I'm Feeling Lucky_ The Confessions of Google Employee Number 59 - Douglas Edwards [100]
"I want Urs for my boat," engineer John Bauer punned when we were choosing canoe-trip buddies. "I can't row without him."
"Unfortunately the root is defunct now," Jeremy Chau nerdily joked about a tree that fell in the parking lot. "Should we take a look at the log?"
We held an employee contest to guess the first day we would do a hundred million searches, with the winner riding away on a new electric scooter. We had a spring-cleaning ice-cream social and a flood of geeky jokes. ("How many Microsoft engineers does it take to change a light bulb?" "None. They just declare Darkness™ the standard.")
When Karen took a vacation, we ordered a thousand plastic playground balls and filled her cube with them. They were still being thrown from office to office and rolling around under desks a year later.
For Mardi Gras, Charlie adorned the café with beads and cooked little plastic babies into king cakes. On Cinco de Mayo we tasted crawfish and sweet potato tamales washed down with horchata and sweet sangria.
For Halloween we had blood-clot punch with life-sized baby dolls floating in the bowl (Charlie had a fetish for food garnished with infants) and a parade of tasteless costumes including choirboys with sinner priests, bloodied plane-wreck casualties, and oozing shark-bite victims—and those were just the outfits worn by our not-so-politically-correct HR manager, Heather.
And we had groupies. Tourists in Linux t-shirts took souvenir photos under the Google sign by our front door—proof that Yahoo had put us on the map and that our brand was striking a chord deeper than that of a typical tech company.
It seemed I merely had to stand up and walk a few paces away from my chair in any direction to experience something new and entertaining.
"Cock rings? I overheard one sales rep ask another as I passed her cube. "How many of those do we have? And vibrators? How many can we come up with for that?"
"There must be a supply cabinet I don't know about," I thought. "Or perhaps I forgot to sign up for the mailing list about after-work parties."
Adult services advertisers, I learned when I asked, were among our earliest customers. They needed to know how many ad impressions we could deliver targeted to the words that defined their businesses. The sales reps had been checking the "inventory" of projected searches for those keywords. Google was not the place to work if you had delicate sensibilities.
The lighter moments helped make the load bearable, but it was the boldness of our business initiatives that really got my blood flowing and kept me from feeling trapped in a thankless grind. I never knew when some fastball would smack me in the head and reset my thinking yet again.
Say What You Will
"What the hell are you thinking?" I asked Larry when he explained his idea for a new do-it-yourself advertising system.
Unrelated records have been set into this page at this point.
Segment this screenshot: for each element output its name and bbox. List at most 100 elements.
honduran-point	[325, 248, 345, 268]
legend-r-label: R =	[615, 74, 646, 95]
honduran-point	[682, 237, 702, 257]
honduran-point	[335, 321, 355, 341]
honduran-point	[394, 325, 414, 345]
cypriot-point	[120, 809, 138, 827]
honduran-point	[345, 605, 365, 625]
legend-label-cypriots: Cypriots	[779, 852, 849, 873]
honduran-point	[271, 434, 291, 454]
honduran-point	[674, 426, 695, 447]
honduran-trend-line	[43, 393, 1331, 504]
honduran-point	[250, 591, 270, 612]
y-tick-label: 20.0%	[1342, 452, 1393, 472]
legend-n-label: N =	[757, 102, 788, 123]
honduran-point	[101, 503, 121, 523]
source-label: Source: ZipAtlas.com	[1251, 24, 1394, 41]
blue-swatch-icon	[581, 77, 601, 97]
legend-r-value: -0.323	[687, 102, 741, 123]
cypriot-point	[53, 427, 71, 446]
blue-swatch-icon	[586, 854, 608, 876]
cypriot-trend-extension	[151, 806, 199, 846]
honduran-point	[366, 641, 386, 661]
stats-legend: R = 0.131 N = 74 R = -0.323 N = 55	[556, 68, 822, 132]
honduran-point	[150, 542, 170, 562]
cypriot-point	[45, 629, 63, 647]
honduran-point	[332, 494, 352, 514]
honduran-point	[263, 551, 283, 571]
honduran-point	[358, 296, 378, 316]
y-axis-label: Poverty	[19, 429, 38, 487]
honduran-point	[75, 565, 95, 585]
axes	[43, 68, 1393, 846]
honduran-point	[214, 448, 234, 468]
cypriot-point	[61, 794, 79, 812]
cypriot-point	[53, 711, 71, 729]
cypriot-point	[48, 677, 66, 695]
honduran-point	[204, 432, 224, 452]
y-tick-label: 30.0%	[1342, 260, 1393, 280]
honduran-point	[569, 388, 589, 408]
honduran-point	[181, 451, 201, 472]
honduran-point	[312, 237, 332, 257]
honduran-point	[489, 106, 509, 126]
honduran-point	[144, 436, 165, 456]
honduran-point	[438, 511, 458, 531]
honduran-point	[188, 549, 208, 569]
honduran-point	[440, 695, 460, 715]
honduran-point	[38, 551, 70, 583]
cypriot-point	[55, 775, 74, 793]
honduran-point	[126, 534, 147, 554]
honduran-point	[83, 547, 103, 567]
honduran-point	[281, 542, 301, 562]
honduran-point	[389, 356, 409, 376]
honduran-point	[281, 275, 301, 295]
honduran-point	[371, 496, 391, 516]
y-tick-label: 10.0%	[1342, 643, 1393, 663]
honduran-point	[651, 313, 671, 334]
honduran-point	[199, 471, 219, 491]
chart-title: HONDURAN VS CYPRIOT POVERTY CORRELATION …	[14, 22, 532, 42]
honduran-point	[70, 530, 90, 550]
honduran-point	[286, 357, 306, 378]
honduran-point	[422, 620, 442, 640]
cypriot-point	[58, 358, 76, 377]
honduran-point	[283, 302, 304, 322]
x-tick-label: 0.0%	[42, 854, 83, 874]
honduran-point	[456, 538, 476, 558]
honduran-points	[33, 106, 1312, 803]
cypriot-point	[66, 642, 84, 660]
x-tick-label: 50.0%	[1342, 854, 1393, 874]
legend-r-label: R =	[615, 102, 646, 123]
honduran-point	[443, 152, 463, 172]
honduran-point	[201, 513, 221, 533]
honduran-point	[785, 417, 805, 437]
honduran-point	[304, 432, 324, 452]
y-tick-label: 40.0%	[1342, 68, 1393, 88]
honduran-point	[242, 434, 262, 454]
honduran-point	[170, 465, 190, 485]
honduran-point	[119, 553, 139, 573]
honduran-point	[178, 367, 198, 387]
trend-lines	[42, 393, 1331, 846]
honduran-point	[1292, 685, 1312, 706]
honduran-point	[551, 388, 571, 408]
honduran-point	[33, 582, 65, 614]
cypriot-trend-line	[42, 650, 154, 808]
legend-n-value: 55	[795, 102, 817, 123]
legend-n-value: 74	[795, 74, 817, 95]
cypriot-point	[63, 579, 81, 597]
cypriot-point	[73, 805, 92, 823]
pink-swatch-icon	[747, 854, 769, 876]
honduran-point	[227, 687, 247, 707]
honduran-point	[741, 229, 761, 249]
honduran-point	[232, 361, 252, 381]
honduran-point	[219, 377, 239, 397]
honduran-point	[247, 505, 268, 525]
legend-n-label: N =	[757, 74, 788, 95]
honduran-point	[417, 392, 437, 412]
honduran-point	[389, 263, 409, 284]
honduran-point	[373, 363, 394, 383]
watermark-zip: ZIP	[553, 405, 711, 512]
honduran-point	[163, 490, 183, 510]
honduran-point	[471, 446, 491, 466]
The engineers had continued to innovate on our initial CPM ad system, beginning with placing ads on the right-hand side of search results in addition to those at the top of the page. The next step, Larry informed us, would be a feature that made it possible for anyone to create right-hand-side ads and post them live on Google within minutes. We would have guidelines and terms and conditions, but we would start running ads before verifying they were in compliance. In effect, anyone with a valid credit card could make an ad that said anything.
Anyone. Anything.
"How in the world is our brand going to survive racist, pornographic, and defamatory ads?" I protested. "They're bound to show up on our results pages. Do we want our brand to be associated with hate speech and worse? I have a very bad feeling about this."
Larry's decision to let user-created ads go live on our site without review convinced me he occupied some alternative and severely distorted reality. To allow the publication of unscreened ads was a classic marketing crisis in the making. Any fool could see that. Evidently, I was that fool.